July 21, 2022

Global ingredients and food processing players, Givaudan, Bühler and Cargill, have formed a consortium in collaboration with the Food Tech Hub LATAM and Institute of Food Technology (ITAL), to build a food innovation centre in the city of Campinas, a tech hub in Brazil.

Called the Tropical Food Innovation Lab, it will be located at ITAL and will be positioned as the go-to place in the region to connect sustainable future food and beverage producers for the development of new products. It is expected to open in the first quarter of 2023.

Rapid prototyping

The 1,300 square-metre tropical food laboratory will be wooing everyone from startups and investors, to universities and research institutions. They will have direct access to high-end technologies for rapid prototyping and subsequent plugging into the global food tech ecosystem in order to foster innovation in the food and beverage sector.
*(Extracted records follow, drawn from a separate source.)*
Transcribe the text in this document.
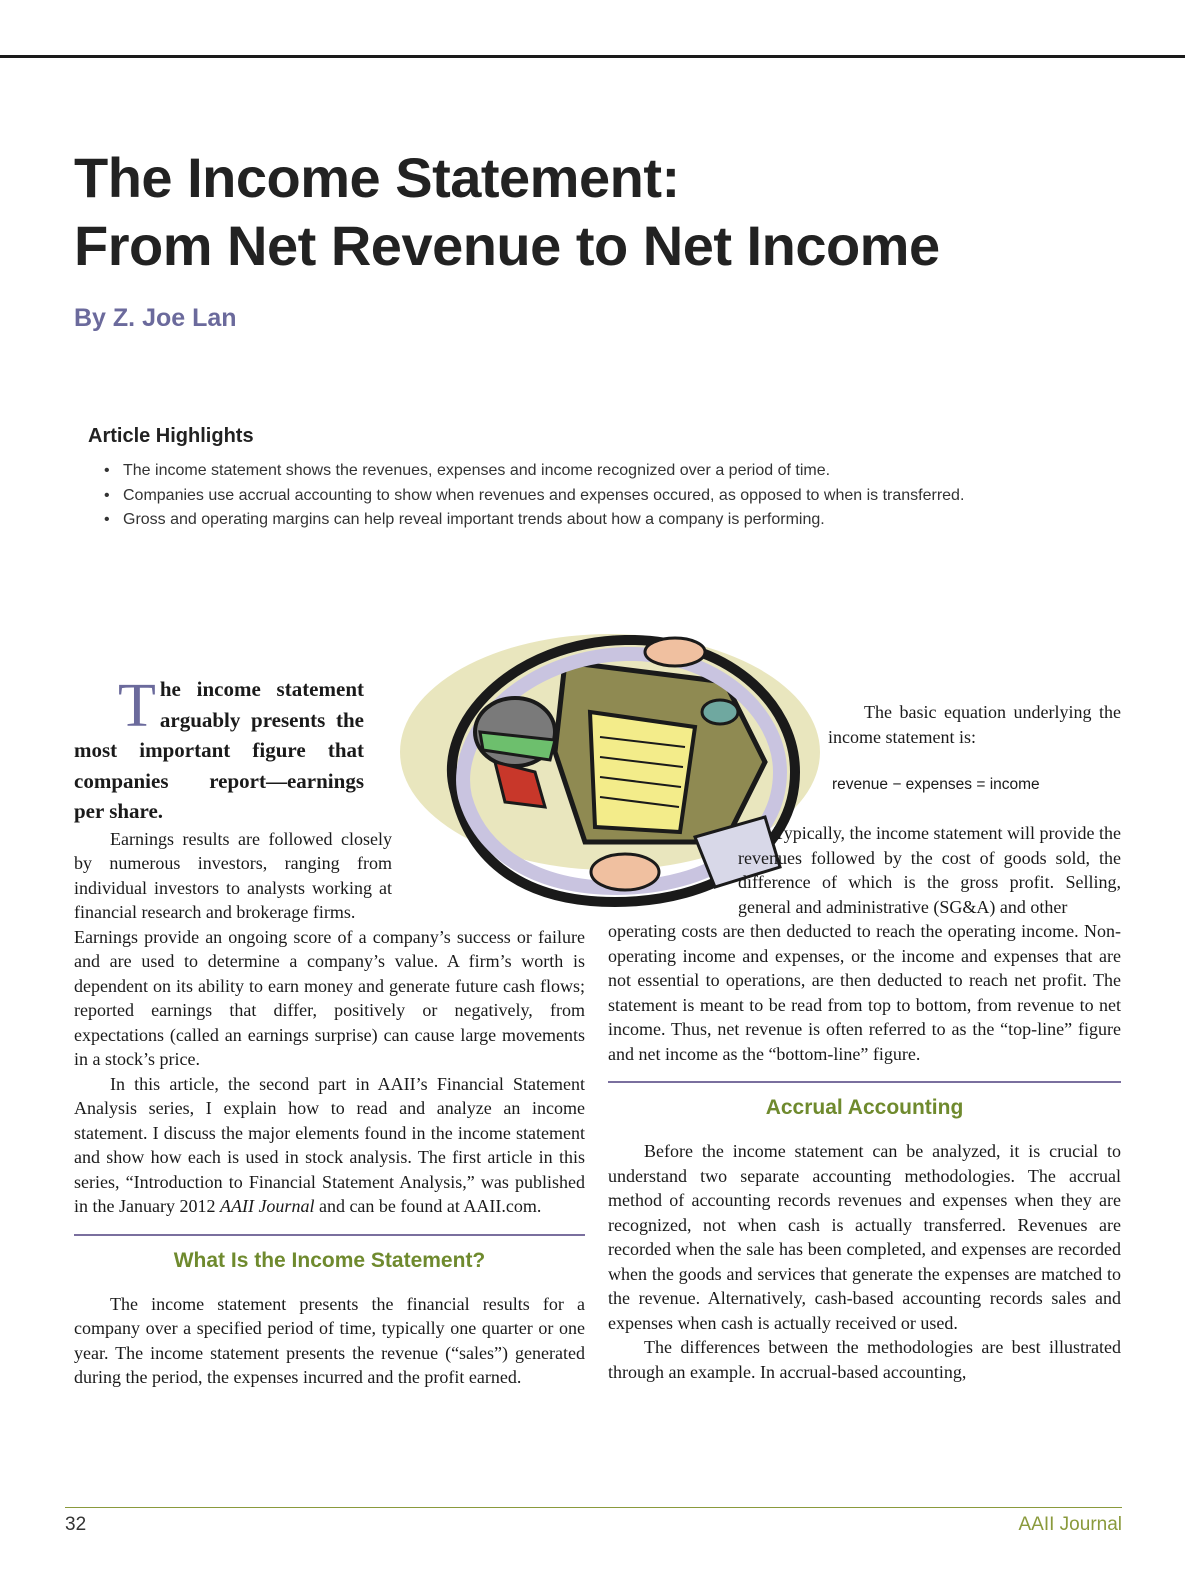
The Income Statement:
From Net Revenue to Net Income
By Z. Joe Lan
Article Highlights
• The income statement shows the revenues, expenses and income recognized over a period of time.
• Companies use accrual accounting to show when revenues and expenses occured, as opposed to when is transferred.
• Gross and operating margins can help reveal important trends about how a company is performing.

The income statement arguably presents the most important figure that companies report—earnings per share.

Earnings results are followed closely by numerous investors, ranging from individual investors to analysts working at financial research and brokerage firms.

Earnings provide an ongoing score of a company’s success or failure and are used to determine a company’s value. A firm’s worth is dependent on its ability to earn money and generate future cash flows; reported earnings that differ, positively or negatively, from expectations (called an earnings surprise) can cause large movements in a stock’s price.

In this article, the second part in AAII’s Financial Statement Analysis series, I explain how to read and analyze an income statement. I discuss the major elements found in the income statement and show how each is used in stock analysis. The first article in this series, “Introduction to Financial Statement Analysis,” was published in the January 2012 AAII Journal and can be found at AAII.com.

What Is the Income Statement?

The income statement presents the financial results for a company over a specified period of time, typically one quarter or one year. The income statement presents the revenue (“sales”) generated during the period, the expenses incurred and the profit earned.

The basic equation underlying the income statement is:

revenue − expenses = income

Typically, the income statement will provide the revenues followed by the cost of goods sold, the difference of which is the gross profit. Selling, general and administrative (SG&A) and other

operating costs are then deducted to reach the operating income. Non-operating income and expenses, or the income and expenses that are not essential to operations, are then deducted to reach net profit. The statement is meant to be read from top to bottom, from revenue to net income. Thus, net revenue is often referred to as the “top-line” figure and net income as the “bottom-line” figure.

Accrual Accounting

Before the income statement can be analyzed, it is crucial to understand two separate accounting methodologies. The accrual method of accounting records revenues and expenses when they are recognized, not when cash is actually transferred. Revenues are recorded when the sale has been completed, and expenses are recorded when the goods and services that generate the expenses are matched to the revenue. Alternatively, cash-based accounting records sales and expenses when cash is actually received or used.

The differences between the methodologies are best illustrated through an example. In accrual-based accounting,

32	AAII Journal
The most up-to-date generation of wet and dry extrusion systems for plant-based proteins, as well as beverages processing units, will add complementary capabilities to the existing facilities of ITAL. When complete, the new addition to ITAL will feature new application labs and a state of the art demo kitchen where consumers, food scientists, nutritionists, chefs, mixologists and marketers, among other professionals, can create sustainable new products.

Tropical Food
The new Tropical Food Innovation Lab should be ready in Q1 2023.

Rich plant biodiversity

Brazil has the richest plant biodiversity on the planet, distributed in six major biomes and is one of the world’s main food producers. But immense potential still remains with regards to healthy and sustainable products, novel foods and food waste reduction. All of that, driven by the new Tropical Food Innovation Lab, can help in contributing to a transformation in food systems.

“ITAL with its almost 60 years of history in Brazil has become a market reference in carrying out research and development as well as providing technological and innovation support,” said the institute’s deputy director Gisele Camargo. “Sharing our facilities will help to carry out joint RD&I activities with the aim of establishing tools for the creation of an innovation food ecosystem as well transferring technology for the food production sector to stimulate socioeconomic development.”